For hundreds of years prior to 1857, the Yumas and the Maricopas were enemies. On many occasions the two tribes would gather their warriors together at the peak of Berdache Mountain. There the two sides would shout insults at each other before fighting a battle. Chief Francisco of the Yuma led the combined army which numbered at least 300 men and they arrived near Secate on August 31, 1857. Francisco began his attack the following morning and captured the Maricopa village and began burning the structures. The Yumas and their allies had just walked 160 miles over the course of eight days so Francisco's men were tired and hungry. As a result, the Yumas and their allies made the deadly mistake of remaining in the burning village to rest and eat the captured Maricopa food.

When Francisco's army attacked, the surviving women and children fled for protection to Pima Butte, which was just to the south of the village. The warriors gathered as well and sent a distress call to the nearby Pima villages. The Pima sent all of their warriors in the area and a counterattack was then launched. But before the Maricopa and Pima arrived, all of the Apaches, Yavapais and most of the Mohaves fled, leaving the remaining Yumas and Mohaves outnumbered. The Maricopa and Pima forces, some mounted on horses, surrounded the attackers before annihilating them. Most of the Yumas and Mohaves were killed, including Chief Francisco. On or about September 11, traveler John B. Hilton visited the battlefield and later wrote that he observed ninety bodies in one spot, lying on the ground in every kind of position.

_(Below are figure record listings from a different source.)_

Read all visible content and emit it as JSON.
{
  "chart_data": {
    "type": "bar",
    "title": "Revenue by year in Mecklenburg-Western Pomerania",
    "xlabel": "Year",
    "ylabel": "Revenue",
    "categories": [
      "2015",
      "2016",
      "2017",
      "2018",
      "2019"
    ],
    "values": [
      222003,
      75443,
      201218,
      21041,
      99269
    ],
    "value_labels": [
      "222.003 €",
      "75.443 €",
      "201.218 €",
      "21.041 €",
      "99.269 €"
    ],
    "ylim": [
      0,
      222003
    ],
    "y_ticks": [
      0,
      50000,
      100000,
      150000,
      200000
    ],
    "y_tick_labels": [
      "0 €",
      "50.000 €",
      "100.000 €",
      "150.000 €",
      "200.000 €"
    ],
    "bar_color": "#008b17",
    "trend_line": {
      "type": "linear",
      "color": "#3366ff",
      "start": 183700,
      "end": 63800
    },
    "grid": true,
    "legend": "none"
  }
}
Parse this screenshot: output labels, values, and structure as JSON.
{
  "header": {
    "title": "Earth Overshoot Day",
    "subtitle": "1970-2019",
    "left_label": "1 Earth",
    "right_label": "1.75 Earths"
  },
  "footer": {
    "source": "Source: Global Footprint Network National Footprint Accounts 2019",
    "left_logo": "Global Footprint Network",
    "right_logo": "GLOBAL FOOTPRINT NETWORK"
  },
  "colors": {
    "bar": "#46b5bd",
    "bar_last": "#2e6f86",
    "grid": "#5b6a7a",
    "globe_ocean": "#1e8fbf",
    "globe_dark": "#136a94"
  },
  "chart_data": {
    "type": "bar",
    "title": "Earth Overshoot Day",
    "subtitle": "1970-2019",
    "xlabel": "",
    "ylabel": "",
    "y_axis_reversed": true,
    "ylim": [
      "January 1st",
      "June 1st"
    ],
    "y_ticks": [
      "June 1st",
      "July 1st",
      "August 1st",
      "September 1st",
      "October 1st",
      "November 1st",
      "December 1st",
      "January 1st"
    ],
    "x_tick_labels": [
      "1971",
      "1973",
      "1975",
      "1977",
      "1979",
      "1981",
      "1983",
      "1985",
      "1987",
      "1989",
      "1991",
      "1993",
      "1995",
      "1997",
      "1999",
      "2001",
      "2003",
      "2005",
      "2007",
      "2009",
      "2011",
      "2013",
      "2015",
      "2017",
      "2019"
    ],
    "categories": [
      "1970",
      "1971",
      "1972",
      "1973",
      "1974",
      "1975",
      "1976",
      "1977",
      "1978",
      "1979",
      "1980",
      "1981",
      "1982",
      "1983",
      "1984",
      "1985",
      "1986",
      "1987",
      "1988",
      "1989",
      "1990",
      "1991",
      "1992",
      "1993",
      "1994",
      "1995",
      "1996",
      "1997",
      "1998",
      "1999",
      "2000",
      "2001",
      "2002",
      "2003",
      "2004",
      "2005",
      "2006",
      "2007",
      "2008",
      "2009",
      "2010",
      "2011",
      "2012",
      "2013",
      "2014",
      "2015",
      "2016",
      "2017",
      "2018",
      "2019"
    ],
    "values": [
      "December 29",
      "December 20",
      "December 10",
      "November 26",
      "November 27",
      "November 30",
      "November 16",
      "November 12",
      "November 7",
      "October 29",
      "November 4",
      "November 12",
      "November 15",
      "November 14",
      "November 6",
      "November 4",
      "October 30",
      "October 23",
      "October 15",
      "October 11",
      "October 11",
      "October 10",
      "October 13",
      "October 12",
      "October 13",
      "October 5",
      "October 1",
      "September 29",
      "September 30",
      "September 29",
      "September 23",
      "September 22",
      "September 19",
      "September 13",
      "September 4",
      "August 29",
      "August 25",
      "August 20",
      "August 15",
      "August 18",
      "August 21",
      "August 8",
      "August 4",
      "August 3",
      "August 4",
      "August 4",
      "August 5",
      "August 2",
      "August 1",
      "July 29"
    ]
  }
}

The San Diego Herald mistakenly reported on September 12 that the battle was a three-sided engagement between the Pima, Yuma and the Maricopa all against each other. At the same time the Daily Alta California reported that the battle was

....seldom equaled in Indian warfare. It is reported that 150 to 160 allied Indians, being nearly of quite the entire party, were left dead in the field.

The allies referred to the Yuma who after the Yuma War became good neighbors with the Americans on the California side of the Colorado River. In a later article, the San Diego Herald stated the following;

....from all accounts it would appear that this battle, in which the Maricopas and their allies the Pima so bravely defended their homes, destroying nearly the whole force which came into battle against them, is the largest Indian fight in this region for years.